Untucking my legs, I kneeled up to standing and went to grab my phone from the kitchen. I set the scrap of paper on the table, unlocked the screen, and input the first line of numbers into the browsers search bar. I reviewed the results without so much as blinking, without even a hint of surprise.
How could it be anything but the coordinates of the Santa Cruz Lighthouse?
As I stared at the map, the marker centered on the coastal point’s green, the memories started to flood me. My wet hair cascading down my back as I rested my bare skin against the brick and listened to the drumbeats of the ocean. Lying on its slick grass, using the dandelions to point out faces and shapes in the clouds with Javi. Gripping the iron railing when my senses couldn’t process the sounds of the world and the competing words of the Voices. A subtle flux of power tickling my skin anytime I drew near.
A faint trace of that power seemed to rush through my veins right now.

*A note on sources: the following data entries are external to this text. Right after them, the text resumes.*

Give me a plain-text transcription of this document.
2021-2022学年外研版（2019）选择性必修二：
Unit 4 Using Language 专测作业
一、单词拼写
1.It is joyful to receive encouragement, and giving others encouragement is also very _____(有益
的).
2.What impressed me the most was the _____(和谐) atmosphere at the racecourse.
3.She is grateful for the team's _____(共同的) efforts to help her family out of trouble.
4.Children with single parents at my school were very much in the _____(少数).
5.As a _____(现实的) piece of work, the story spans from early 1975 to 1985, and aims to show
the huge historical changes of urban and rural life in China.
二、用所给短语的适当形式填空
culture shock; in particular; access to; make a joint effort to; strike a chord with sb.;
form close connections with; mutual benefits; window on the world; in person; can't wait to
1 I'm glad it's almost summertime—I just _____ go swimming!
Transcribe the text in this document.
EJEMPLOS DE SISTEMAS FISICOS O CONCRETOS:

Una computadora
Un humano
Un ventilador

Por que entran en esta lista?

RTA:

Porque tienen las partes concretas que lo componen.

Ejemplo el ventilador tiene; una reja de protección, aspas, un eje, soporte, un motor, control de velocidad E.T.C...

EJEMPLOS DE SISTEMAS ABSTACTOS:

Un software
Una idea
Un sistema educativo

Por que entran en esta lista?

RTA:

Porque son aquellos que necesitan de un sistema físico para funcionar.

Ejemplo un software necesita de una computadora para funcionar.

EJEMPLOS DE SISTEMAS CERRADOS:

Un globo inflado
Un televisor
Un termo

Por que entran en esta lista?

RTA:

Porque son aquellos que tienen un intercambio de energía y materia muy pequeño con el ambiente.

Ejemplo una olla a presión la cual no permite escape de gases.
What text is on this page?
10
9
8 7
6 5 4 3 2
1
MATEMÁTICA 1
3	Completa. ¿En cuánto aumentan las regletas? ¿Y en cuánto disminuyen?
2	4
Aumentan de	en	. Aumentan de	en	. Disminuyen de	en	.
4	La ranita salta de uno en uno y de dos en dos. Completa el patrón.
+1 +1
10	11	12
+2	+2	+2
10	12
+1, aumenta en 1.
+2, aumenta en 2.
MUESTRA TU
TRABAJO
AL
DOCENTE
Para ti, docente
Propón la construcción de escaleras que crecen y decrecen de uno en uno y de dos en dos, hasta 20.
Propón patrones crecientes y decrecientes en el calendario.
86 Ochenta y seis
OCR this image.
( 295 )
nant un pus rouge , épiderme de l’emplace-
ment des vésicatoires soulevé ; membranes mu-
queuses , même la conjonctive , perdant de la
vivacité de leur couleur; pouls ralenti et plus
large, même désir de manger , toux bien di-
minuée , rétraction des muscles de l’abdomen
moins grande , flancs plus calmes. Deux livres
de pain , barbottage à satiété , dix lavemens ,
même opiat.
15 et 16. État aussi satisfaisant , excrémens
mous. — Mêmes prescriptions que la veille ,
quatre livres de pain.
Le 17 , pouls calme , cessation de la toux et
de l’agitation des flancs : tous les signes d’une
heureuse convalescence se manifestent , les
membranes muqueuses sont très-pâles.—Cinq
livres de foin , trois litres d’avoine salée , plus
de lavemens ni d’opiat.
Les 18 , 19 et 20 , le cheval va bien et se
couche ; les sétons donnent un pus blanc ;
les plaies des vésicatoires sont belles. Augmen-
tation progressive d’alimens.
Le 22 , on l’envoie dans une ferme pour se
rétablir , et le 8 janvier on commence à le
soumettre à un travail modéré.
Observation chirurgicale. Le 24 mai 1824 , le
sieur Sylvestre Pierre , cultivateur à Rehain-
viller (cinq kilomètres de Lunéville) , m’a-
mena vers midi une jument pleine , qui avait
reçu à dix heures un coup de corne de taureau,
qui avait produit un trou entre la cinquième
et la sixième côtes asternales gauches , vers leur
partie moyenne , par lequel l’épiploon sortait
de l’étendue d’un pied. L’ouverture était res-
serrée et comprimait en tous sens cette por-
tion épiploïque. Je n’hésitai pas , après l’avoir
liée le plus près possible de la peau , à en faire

It wasn’t just a lighthouse—just a watchtower. It was sacred, something that called to me like a pulse in my chest.
I shook my head, a gruff blow of air slipping past my lips. I was done believing any of this was coincidence. I was enraged, but more importantly, I was empowered.
Hands and breaths steady, I opened my messages to see an unread one from Javi.
The heavy chains of regret tightened around my heart. It was rare for us to go a couple hours without texting, but we hadn’t spoken since boba. Days. It’d been days. How could I let that happen?
My thumb hovered over the screen, and for a moment, I imagined responding—spending the rest of the day in a makeshift fort made out of driftwood we’d found at the beach, perfectly safe, where everything made sense and magic only existed in stories. But this was no longer a story. This was my life.
And for once, I was going to claim it.